I did some research, finding that we merely needed to replace the temperature sensor in the oven. It was a fifteen-dollar part.
I ordered the part.
After it arrived yesterday, knowing I’d have to get to the back of the oven compartment, I began the repair by removing the door of the oven. Carrying the door into the living room I laid it carefully on the sofa, making an offhand comment about the greasy residue on the front glass.
By the time I made it back to the kitchen, she was laying old towels over the table there, asking me to bring the door back in so she could clean it.
The entire time I worked at replacing the sensor, she cleaned.
Eventually, I needed to slide the stove itself away from the wall to access the wiring under the back panel. As I moved the heavy beast, I noticed the debris around the edges of the flooring where the stove had been sitting. I made the mistake of mentioning it to the Lovely Lady, as she was finishing up on the oven door.
I swept the floor with a broom, thinking it would be good enough. I even picked up the meat fork that had dropped down there a few years ago.

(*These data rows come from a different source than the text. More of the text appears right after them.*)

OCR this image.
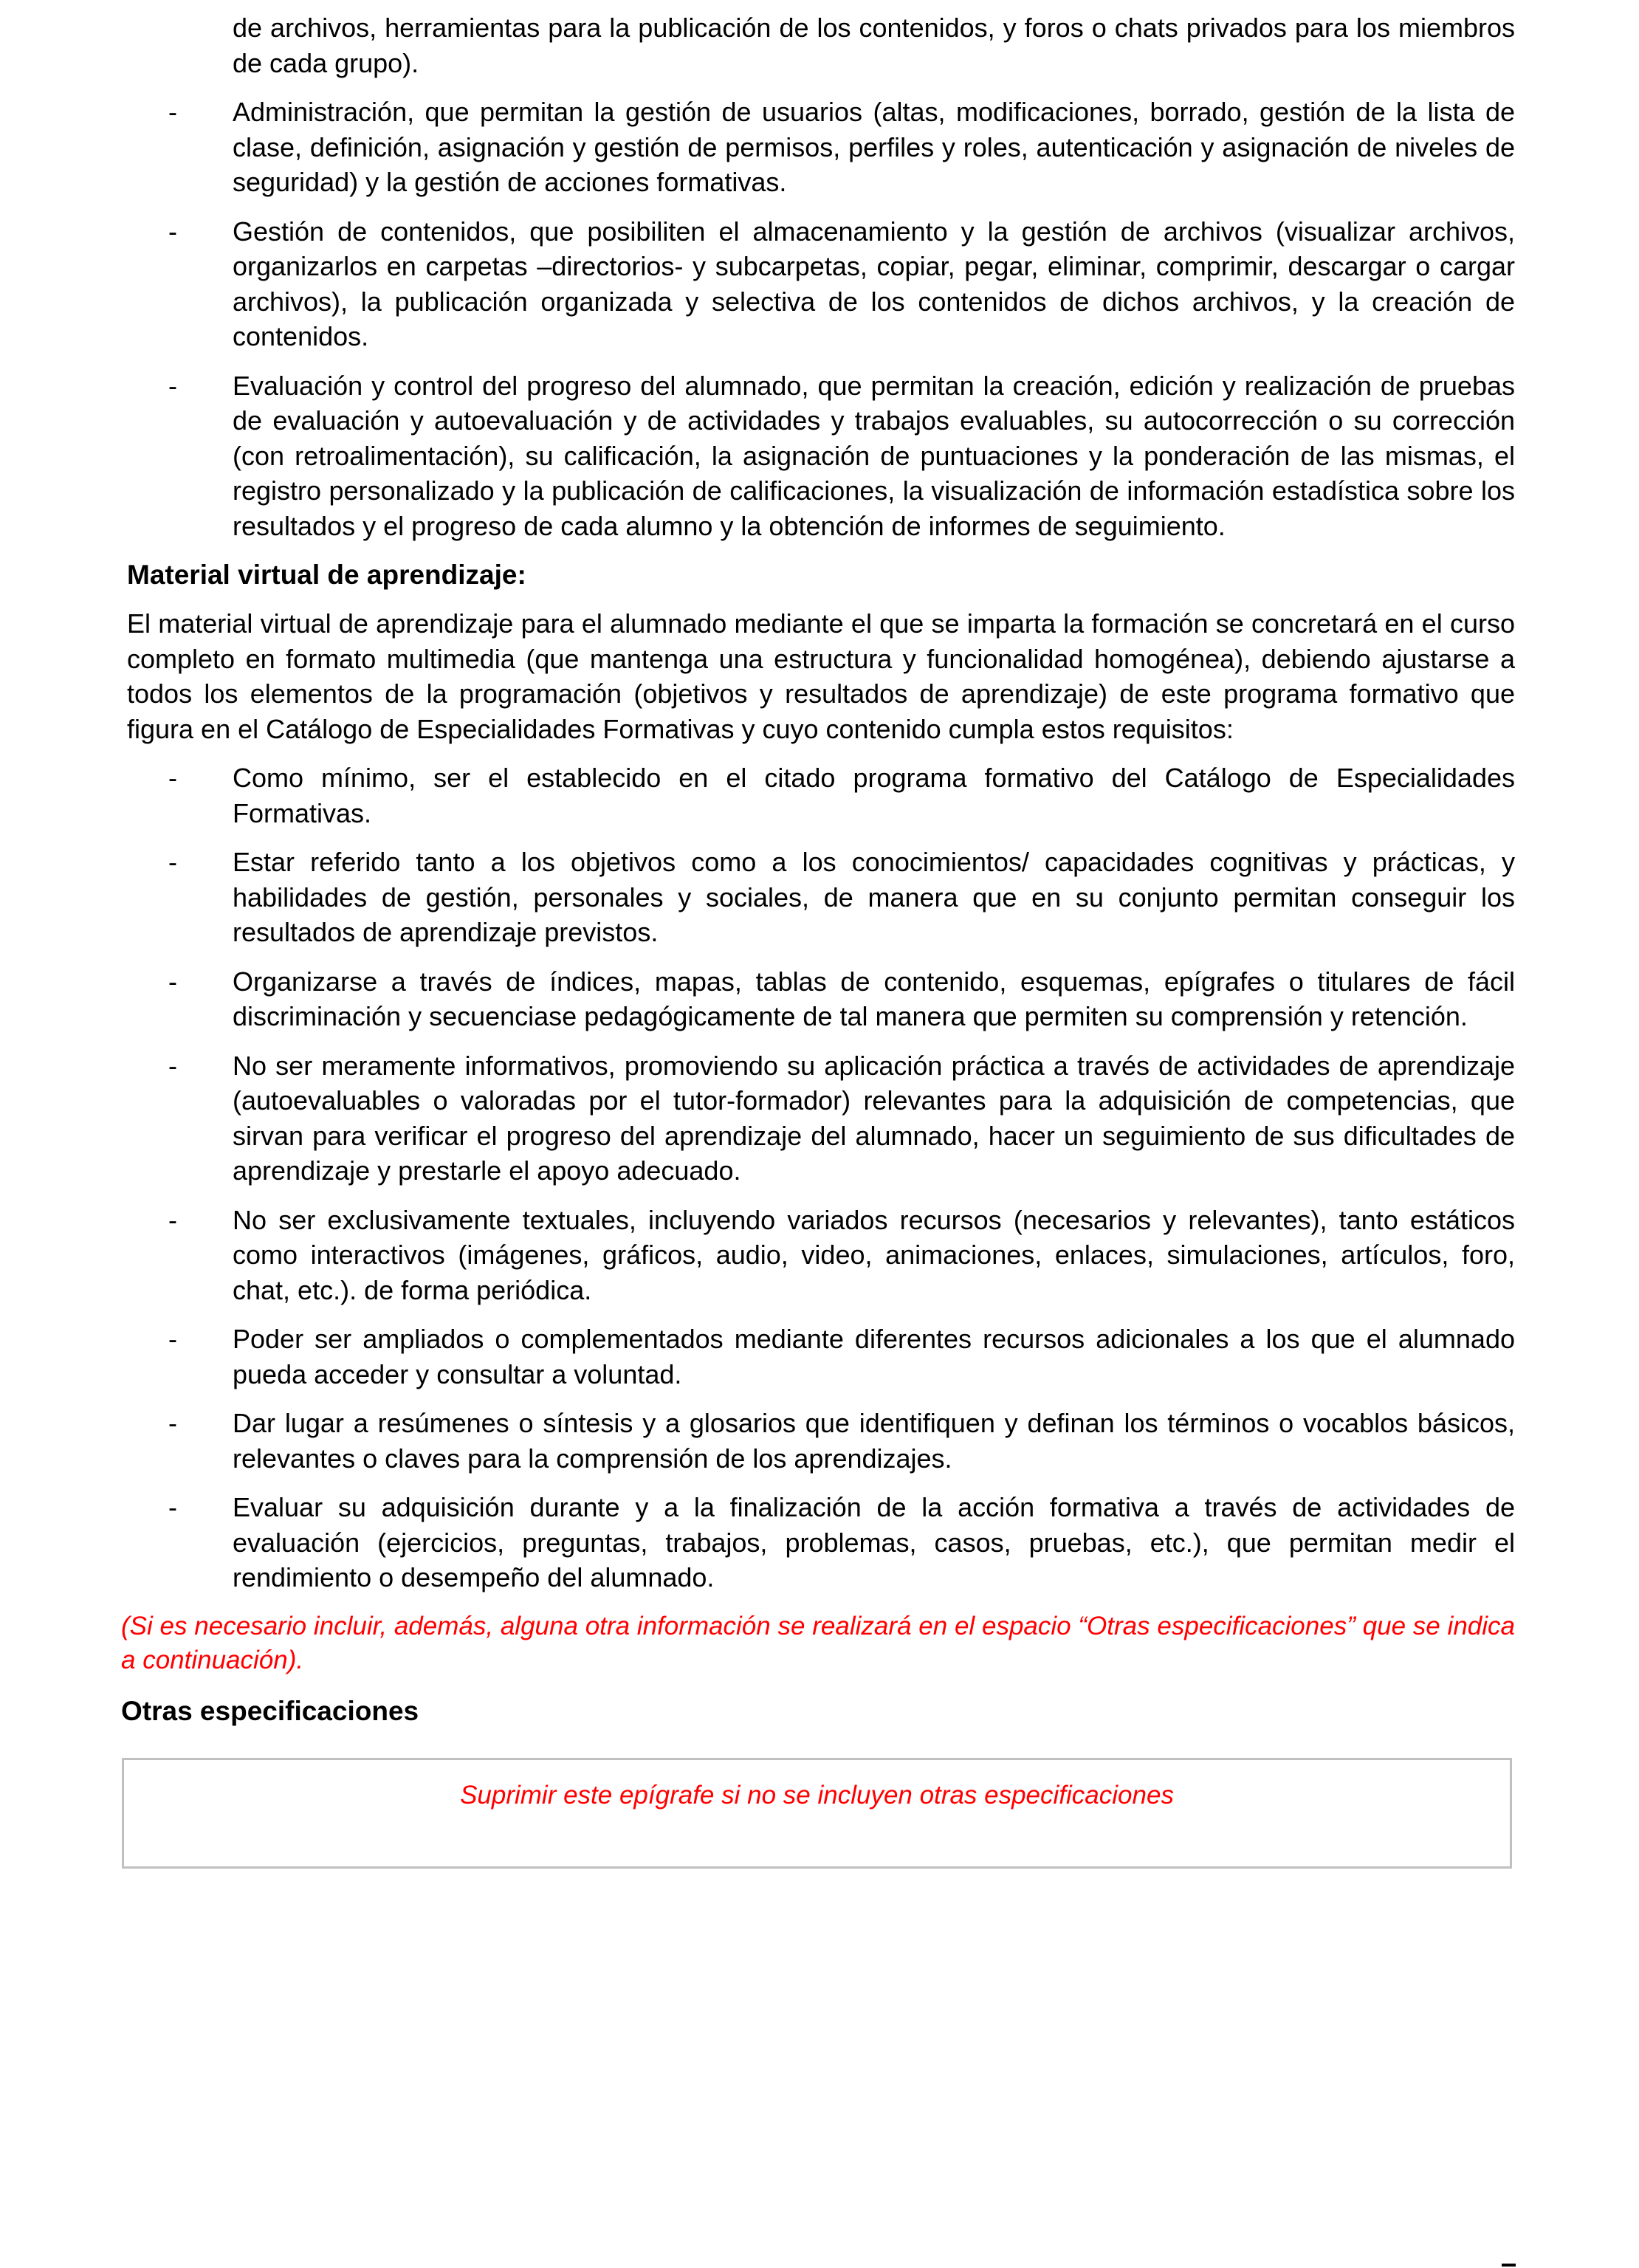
de archivos, herramientas para la publicación de los contenidos, y foros o chats privados para los miembros de cada grupo).
- Administración, que permitan la gestión de usuarios (altas, modificaciones, borrado, gestión de la lista de clase, definición, asignación y gestión de permisos, perfiles y roles, autenticación y asignación de niveles de seguridad) y la gestión de acciones formativas.
- Gestión de contenidos, que posibiliten el almacenamiento y la gestión de archivos (visualizar archivos, organizarlos en carpetas –directorios- y subcarpetas, copiar, pegar, eliminar, comprimir, descargar o cargar archivos), la publicación organizada y selectiva de los contenidos de dichos archivos, y la creación de contenidos.
- Evaluación y control del progreso del alumnado, que permitan la creación, edición y realización de pruebas de evaluación y autoevaluación y de actividades y trabajos evaluables, su autocorrección o su corrección (con retroalimentación), su calificación, la asignación de puntuaciones y la ponderación de las mismas, el registro personalizado y la publicación de calificaciones, la visualización de información estadística sobre los resultados y el progreso de cada alumno y la obtención de informes de seguimiento.
Material virtual de aprendizaje:

El material virtual de aprendizaje para el alumnado mediante el que se imparta la formación se concretará en el curso completo en formato multimedia (que mantenga una estructura y funcionalidad homogénea), debiendo ajustarse a todos los elementos de la programación (objetivos y resultados de aprendizaje) de este programa formativo que figura en el Catálogo de Especialidades Formativas y cuyo contenido cumpla estos requisitos:

- Como mínimo, ser el establecido en el citado programa formativo del Catálogo de Especialidades Formativas.
- Estar referido tanto a los objetivos como a los conocimientos/ capacidades cognitivas y prácticas, y habilidades de gestión, personales y sociales, de manera que en su conjunto permitan conseguir los resultados de aprendizaje previstos.
- Organizarse a través de índices, mapas, tablas de contenido, esquemas, epígrafes o titulares de fácil discriminación y secuenciase pedagógicamente de tal manera que permiten su comprensión y retención.
- No ser meramente informativos, promoviendo su aplicación práctica a través de actividades de aprendizaje (autoevaluables o valoradas por el tutor-formador) relevantes para la adquisición de competencias, que sirvan para verificar el progreso del aprendizaje del alumnado, hacer un seguimiento de sus dificultades de aprendizaje y prestarle el apoyo adecuado.
- No ser exclusivamente textuales, incluyendo variados recursos (necesarios y relevantes), tanto estáticos como interactivos (imágenes, gráficos, audio, video, animaciones, enlaces, simulaciones, artículos, foro, chat, etc.). de forma periódica.
- Poder ser ampliados o complementados mediante diferentes recursos adicionales a los que el alumnado pueda acceder y consultar a voluntad.
- Dar lugar a resúmenes o síntesis y a glosarios que identifiquen y definan los términos o vocablos básicos, relevantes o claves para la comprensión de los aprendizajes.
- Evaluar su adquisición durante y a la finalización de la acción formativa a través de actividades de evaluación (ejercicios, preguntas, trabajos, problemas, casos, pruebas, etc.), que permitan medir el rendimiento o desempeño del alumnado.

(Si es necesario incluir, además, alguna otra información se realizará en el espacio “Otras especificaciones” que se indica a continuación).

Otras especificaciones
Suprimir este epígrafe si no se incluyen otras especificaciones
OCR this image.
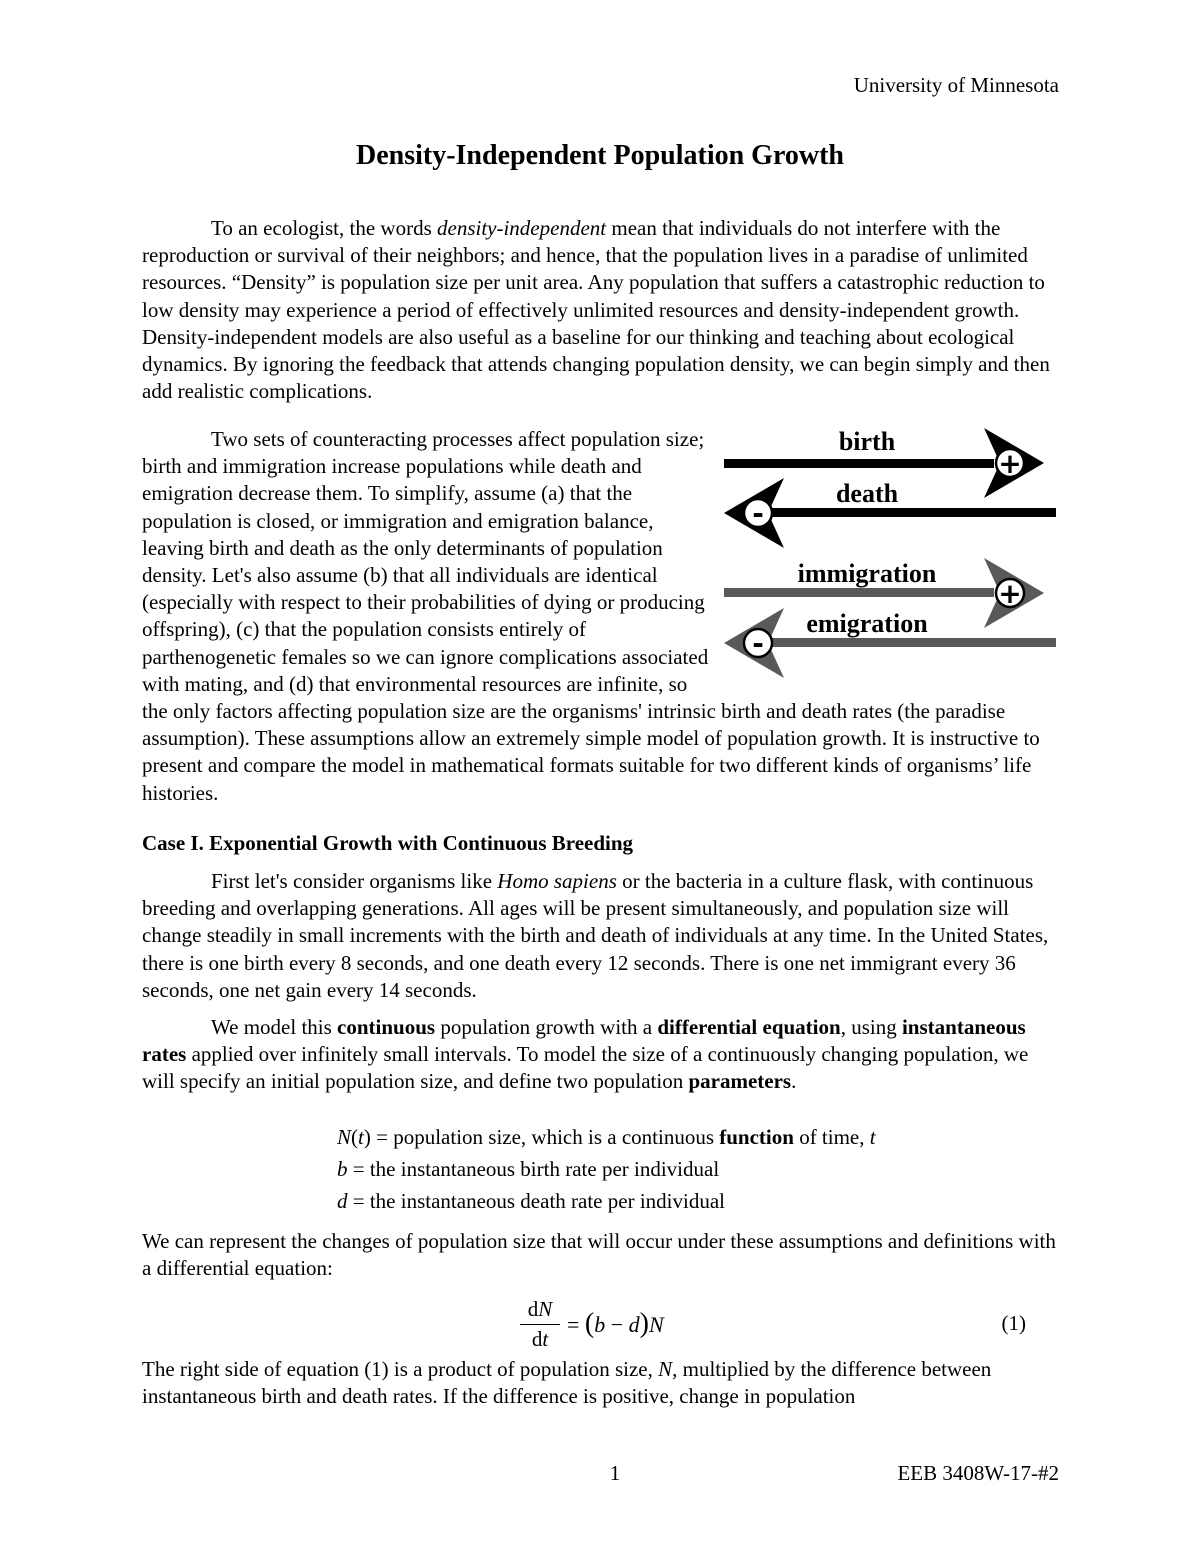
University of Minnesota
Density-Independent Population Growth

To an ecologist, the words density-independent mean that individuals do not interfere with the reproduction or survival of their neighbors; and hence, that the population lives in a paradise of unlimited resources. “Density” is population size per unit area. Any population that suffers a catastrophic reduction to low density may experience a period of effectively unlimited resources and density-independent growth. Density-independent models are also useful as a baseline for our thinking and teaching about ecological dynamics. By ignoring the feedback that attends changing population density, we can begin simply and then add realistic complications.

+
birth
-
death
+
immigration
-
emigration

Two sets of counteracting processes affect population size; birth and immigration increase populations while death and emigration decrease them. To simplify, assume (a) that the population is closed, or immigration and emigration balance, leaving birth and death as the only determinants of population density. Let's also assume (b) that all individuals are identical (especially with respect to their probabilities of dying or producing offspring), (c) that the population consists entirely of parthenogenetic females so we can ignore complications associated with mating, and (d) that environmental resources are infinite, so the only factors affecting population size are the organisms' intrinsic birth and death rates (the paradise assumption). These assumptions allow an extremely simple model of population growth. It is instructive to present and compare the model in mathematical formats suitable for two different kinds of organisms’ life histories.

Case I. Exponential Growth with Continuous Breeding

First let's consider organisms like Homo sapiens or the bacteria in a culture flask, with continuous breeding and overlapping generations. All ages will be present simultaneously, and population size will change steadily in small increments with the birth and death of individuals at any time. In the United States, there is one birth every 8 seconds, and one death every 12 seconds. There is one net immigrant every 36 seconds, one net gain every 14 seconds.

We model this continuous population growth with a differential equation, using instantaneous rates applied over infinitely small intervals. To model the size of a continuously changing population, we will specify an initial population size, and define two population parameters.

N(t) = population size, which is a continuous function of time, t

b = the instantaneous birth rate per individual

d = the instantaneous death rate per individual

We can represent the changes of population size that will occur under these assumptions and definitions with a differential equation:

$\frac{dN}{dt} = (b - d)N$	(1)

The right side of equation (1) is a product of population size, N, multiplied by the difference between instantaneous birth and death rates. If the difference is positive, change in population

1	EEB 3408W-17-#2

Finishing up the wiring connection (and groaning loudly about the discomfort of squatting there for too long), I closed up the panel on the back. Coming back around to the front, I leaned back into the oven compartment to tighten up the screws that held the part fast to the back wall inside.
When I looked up again, the Lovely Lady was nowhere to be found. I was about to shove the stove back into its space when I realized she was on her hands and knees scrubbing the floor I had just swept.
I’m not sure I always understand her.
“No one is ever going to see that. Why are you wasting your time and effort?”
Even as I said the words, I remembered the ladies. Ladies in homes (and sometimes a man) where I had been called to move pianos in years past. For various reasons—perhaps they were moving, or redecoration required a temporary relocation, or I was buying the piano to resell—I often moved pianos for folks over the forty years I was in the music business.
Without fail, when my helpers and I moved the ultra-heavy pieces of furniture away from the wall, the lady of the house would gasp in embarrassment. When something sits in one place for years, dirt and debris tend to build up under and around it.
“No one expects you to clean under your piano,” I would always say, hoping to lessen their shame. It never helped.
Often, they would still be swiping at the back of the piano with a broom as we moved it out the doorway.
All that went through my mind in a flash after the words left my mouth. I shut up; then I went and sat down for a few moments to give her time to finish.
The oven works. For now. The day is coming when it won’t and we’ll pull it out of the little cubicle it’s sitting in to repair it again. Maybe, we’ll have to replace it the next time.
But for now, it works. And, it’s clean inside and out. And underneath it.
It’s clean.
Despite my nonchalance—my carelessness—it’s clean.
Why am I like that? Why do I think it doesn’t matter what kind of crud is there—out of sight? If it looks good, it must be good.
And yet, I hear the voice of The Teacher as he calls the religious leaders of His generation “whitewashed tombs”. (Matthew 23:27)
Clean and beautiful to the eyes of those passing by, but hidden inside, the stink and filth of death. Or maybe, like the kitchen, sparking clean to the eye, but with debris and crud—and a meat fork or two—lurking in the shadows.
He promises to make us clean. All clean. Inside and out.
But we can’t shove the stove back into place before it’s clean under there.
I’ve got to make a repair to the washing machine today, too.
I wonder what we’ll find under there.
“I don’t mind dying; I’d gladly do that. But, not right now. I need to clean the house first.”
(Astrid Lindgren)
Don’t you realize that those who do wrong will not inherit the Kingdom of God? Don’t fool yourselves. . .Some of you were once like that. But you were cleansed; you were made holy; you were made right with God by calling on the name of the Lord Jesus Christ and by the Spirit of our God.